Hari ini kita diajak untuk meneladan Maria dan keberanian Yudas Makabe: untuk membersihkan kembali bait hati kita, untuk membiarkan Yesus masuk dan menata ulang apa yang kacau, untuk memberi Allah ruang agar Ia tinggal dan berbicara. Mungkin itu berarti melepaskan kebiasaan lama yang melelahkan jiwa, mungkin memaafkan seseorang yang selama ini menguasai pikiran kita, mungkin mengambil waktu hening di tengah rutinitas, mungkin kembali membuka Kitab Suci yang lama ditinggalkan. Apa pun bentuknya, langkah itu selalu membawa kita pada sukacita yang sama seperti bangsa Israel waktu melihat kembali Bait Allah bersinar seperti semula—sukacita karena Tuhan kembali menempati tempat-Nya di pusat hidup kita.

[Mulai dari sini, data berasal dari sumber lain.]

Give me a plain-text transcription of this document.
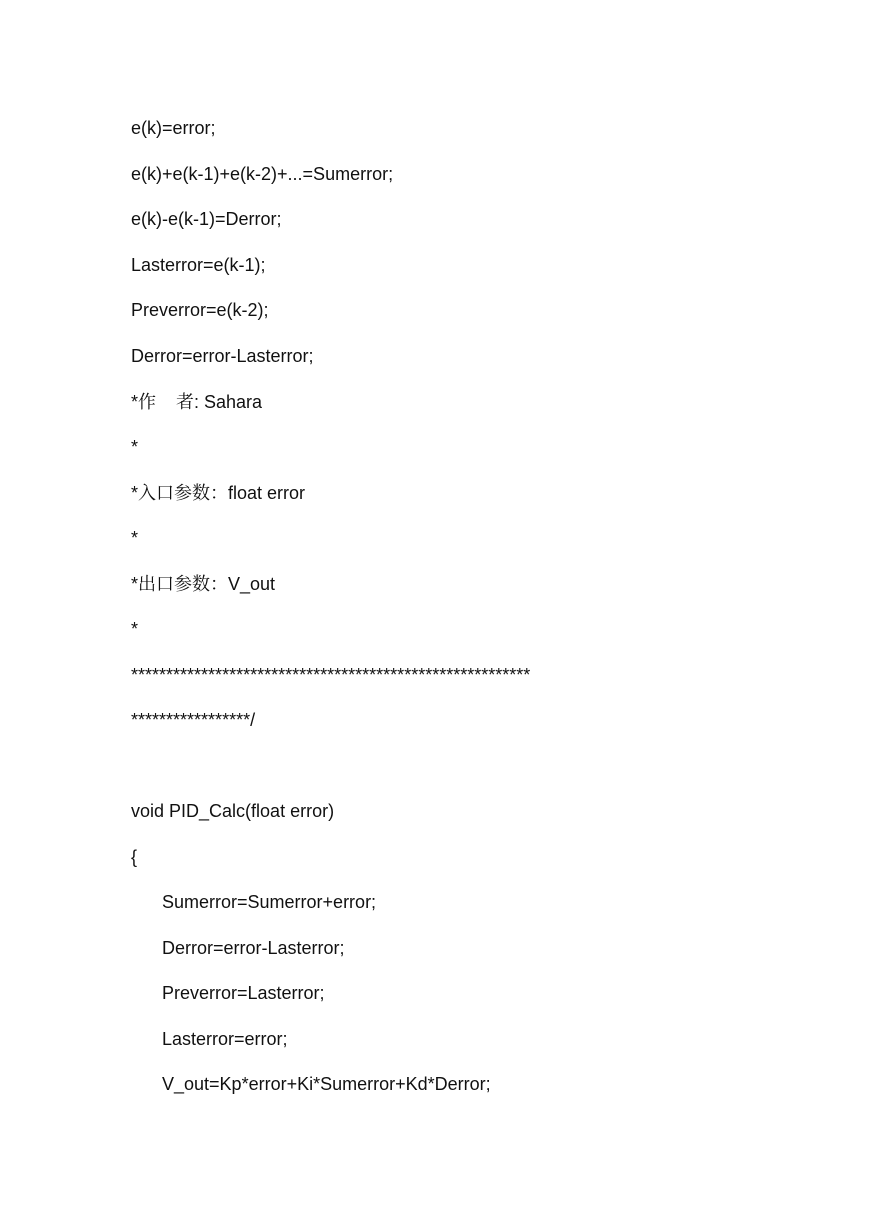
e(k)=error;
e(k)+e(k-1)+e(k-2)+...=Sumerror;
e(k)-e(k-1)=Derror;
Lasterror=e(k-1);
Preverror=e(k-2);
Derror=error-Lasterror;
*作    者: Sahara
*
*入口参数：float error
*
*出口参数：V_out
*
*********************************************************
*****************/
void PID_Calc(float error)
{
Sumerror=Sumerror+error;
Derror=error-Lasterror;
Preverror=Lasterror;
Lasterror=error;
V_out=Kp*error+Ki*Sumerror+Kd*Derror;
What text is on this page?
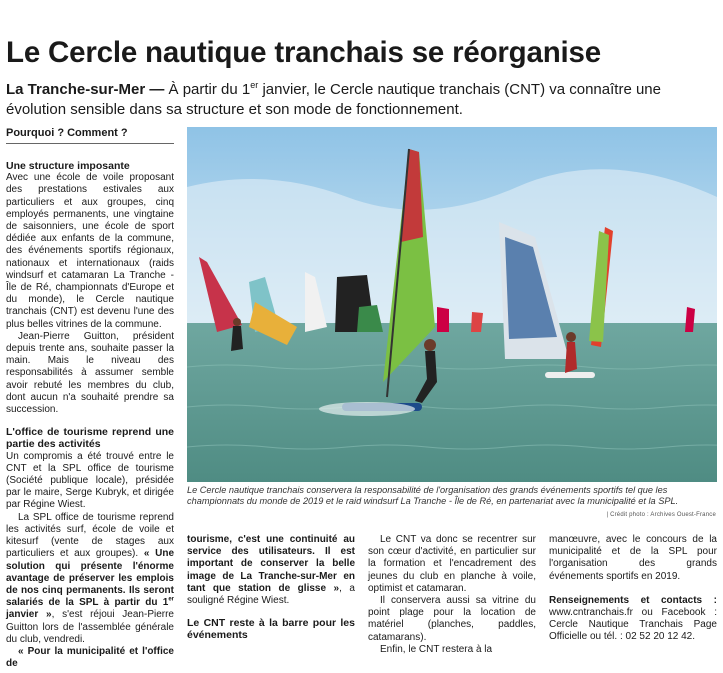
Le Cercle nautique tranchais se réorganise

La Tranche-sur-Mer — À partir du 1er janvier, le Cercle nautique tranchais (CNT) va connaître une évolution sensible dans sa structure et son mode de fonctionnement.

Pourquoi ? Comment ?

Une structure imposante

Avec une école de voile proposant des prestations estivales aux particuliers et aux groupes, cinq employés permanents, une vingtaine de saisonniers, une école de sport dédiée aux enfants de la commune, des événements sportifs régionaux, nationaux et internationaux (raids windsurf et catamaran La Tranche - Île de Ré, championnats d'Europe et du monde), le Cercle nautique tranchais (CNT) est devenu l'une des plus belles vitrines de la commune.

Jean-Pierre Guitton, président depuis trente ans, souhaite passer la main. Mais le niveau des responsabilités à assumer semble avoir rebuté les membres du club, dont aucun n'a souhaité prendre sa succession.

L'office de tourisme reprend une partie des activités

Un compromis a été trouvé entre le CNT et la SPL office de tourisme (Société publique locale), présidée par le maire, Serge Kubryk, et dirigée par Régine Wiest.

La SPL office de tourisme reprend les activités surf, école de voile et kitesurf (vente de stages aux particuliers et aux groupes). « Une solution qui présente l'énorme avantage de préserver les emplois de nos cinq permanents. Ils seront salariés de la SPL à partir du 1er janvier », s'est réjoui Jean-Pierre Guitton lors de l'assemblée générale du club, vendredi.

« Pour la municipalité et l'office de

Le Cercle nautique tranchais conservera la responsabilité de l'organisation des grands événements sportifs tel que les championnats du monde de 2019 et le raid windsurf La Tranche - Île de Ré, en partenariat avec la municipalité et la SPL.

| Crédit photo : Archives Ouest-France

tourisme, c'est une continuité au service des utilisateurs. Il est important de conserver la belle image de La Tranche-sur-Mer en tant que station de glisse », a souligné Régine Wiest.

Le CNT reste à la barre pour les événements

Le CNT va donc se recentrer sur son cœur d'activité, en particulier sur la formation et l'encadrement des jeunes du club en planche à voile, optimist et catamaran.

Il conservera aussi sa vitrine du point plage pour la location de matériel (planches, paddles, catamarans).

Enfin, le CNT restera à la

manœuvre, avec le concours de la municipalité et de la SPL pour l'organisation des grands événements sportifs en 2019.

Renseignements et contacts : www.cntranchais.fr ou Facebook : Cercle Nautique Tranchais Page Officielle ou tél. : 02 52 20 12 42.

Saudara-saudari terkasih, marilah hari ini kita berkata seperti Yudas Makabe: “Baiklah kita pergi mentahirkan Bait Allah.” Tetapi bait itu bukan lagi bangunan di Yerusalem, melainkan diri kita sendiri. Dan marilah kita berkata seperti Maria, dalam keheningan sederhana: “Jadilah padaku menurut kehendak-Mu.”

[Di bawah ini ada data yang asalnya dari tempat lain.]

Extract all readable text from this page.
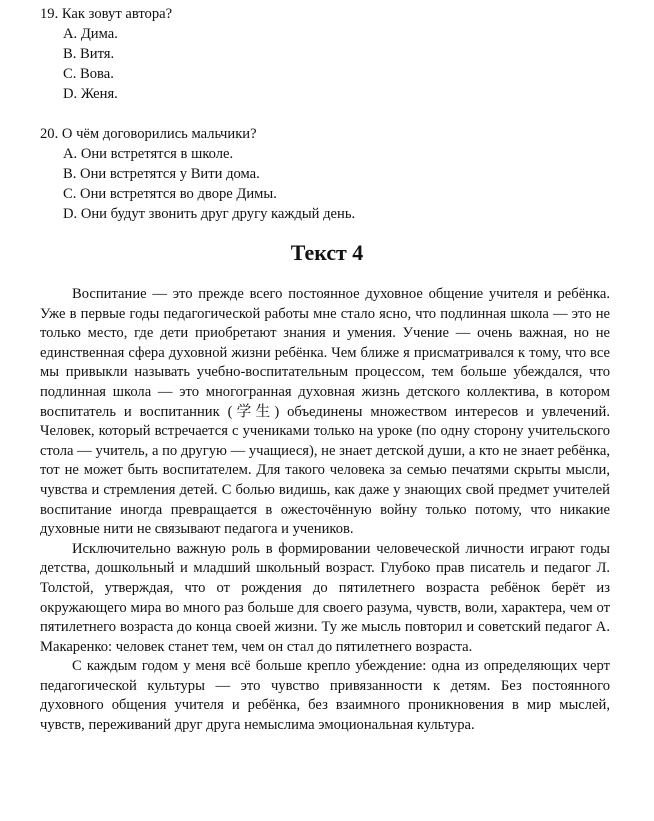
19. Как зовут автора?

A. Дима.

B. Витя.

C. Вова.

D. Женя.

20. О чём договорились мальчики?

A. Они встретятся в школе.

B. Они встретятся у Вити дома.

C. Они встретятся во дворе Димы.

D. Они будут звонить друг другу каждый день.

Текст 4

Воспитание — это прежде всего постоянное духовное общение учителя и ребёнка. Уже в первые годы педагогической работы мне стало ясно, что подлинная школа — это не только место, где дети приобретают знания и умения. Учение — очень важная, но не единственная сфера духовной жизни ребёнка. Чем ближе я присматривался к тому, что все мы привыкли называть учебно-воспитательным процессом, тем больше убеждался, что подлинная школа — это многогранная духовная жизнь детского коллектива, в котором воспитатель и воспитанник (学生) объединены множеством интересов и увлечений. Человек, который встречается с учениками только на уроке (по одну сторону учительского стола — учитель, а по другую — учащиеся), не знает детской души, а кто не знает ребёнка, тот не может быть воспитателем. Для такого человека за семью печатями скрыты мысли, чувства и стремления детей. С болью видишь, как даже у знающих свой предмет учителей воспитание иногда превращается в ожесточённую войну только потому, что никакие духовные нити не связывают педагога и учеников.

Исключительно важную роль в формировании человеческой личности играют годы детства, дошкольный и младший школьный возраст. Глубоко прав писатель и педагог Л. Толстой, утверждая, что от рождения до пятилетнего возраста ребёнок берёт из окружающего мира во много раз больше для своего разума, чувств, воли, характера, чем от пятилетнего возраста до конца своей жизни. Ту же мысль повторил и советский педагог А. Макаренко: человек станет тем, чем он стал до пятилетнего возраста.

С каждым годом у меня всё больше крепло убеждение: одна из определяющих черт педагогической культуры — это чувство привязанности к детям. Без постоянного духовного общения учителя и ребёнка, без взаимного проникновения в мир мыслей, чувств, переживаний друг друга немыслима эмоциональная культура.
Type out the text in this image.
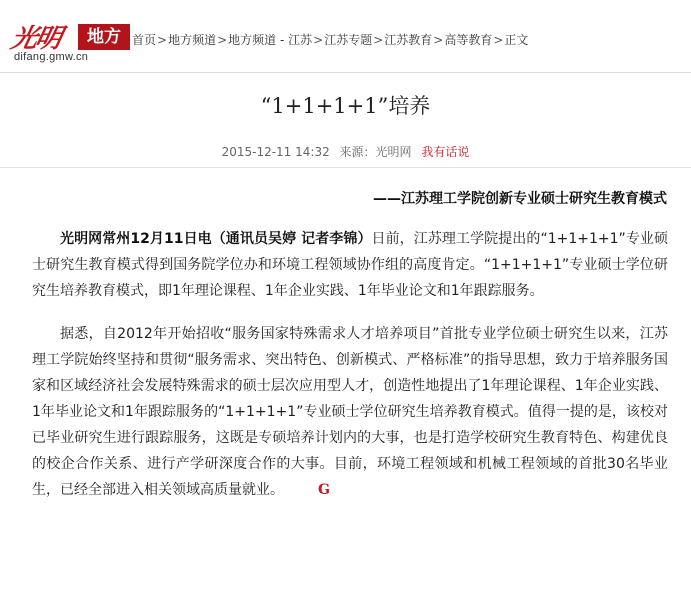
光明	地方
difang.gmw.cn
首页>地方频道>地方频道 - 江苏>江苏专题>江苏教育>高等教育>正文
“1+1+1+1”培养
2015-12-11 14:32 来源：光明网 我有话说
——江苏理工学院创新专业硕士研究生教育模式

光明网常州12月11日电（通讯员吴婷 记者李锦）日前，江苏理工学院提出的“1+1+1+1”专业硕士研究生教育模式得到国务院学位办和环境工程领域协作组的高度肯定。“1+1+1+1”专业硕士学位研究生培养教育模式，即1年理论课程、1年企业实践、1年毕业论文和1年跟踪服务。

据悉，自2012年开始招收“服务国家特殊需求人才培养项目”首批专业学位硕士研究生以来，江苏理工学院始终坚持和贯彻“服务需求、突出特色、创新模式、严格标准”的指导思想，致力于培养服务国家和区域经济社会发展特殊需求的硕士层次应用型人才，创造性地提出了1年理论课程、1年企业实践、1年毕业论文和1年跟踪服务的“1+1+1+1”专业硕士学位研究生培养教育模式。值得一提的是，该校对已毕业研究生进行跟踪服务，这既是专硕培养计划内的大事，也是打造学校研究生教育特色、构建优良的校企合作关系、进行产学研深度合作的大事。目前，环境工程领域和机械工程领域的首批30名毕业生，已经全部进入相关领域高质量就业。 G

Semoga hati kita menjadi rumah di mana Tuhan senang tinggal, dan dari mana Ia mengajar kita setiap hari, sebagaimana Ia mengajar di Bait Allah dahulu. Amin.
Doa Penutup
Tuhan Yesus, sucikanlah hati kami agar menjadi rumah-Mu. Singkirkanlah segala yang mengalihkan kami dari-Mu. Ajarlah kami memiliki hati sederhana seperti Maria, supaya dalam setiap langkah hidup kami, Engkau tinggal, membimbing, dan memulihkan kami. Amin.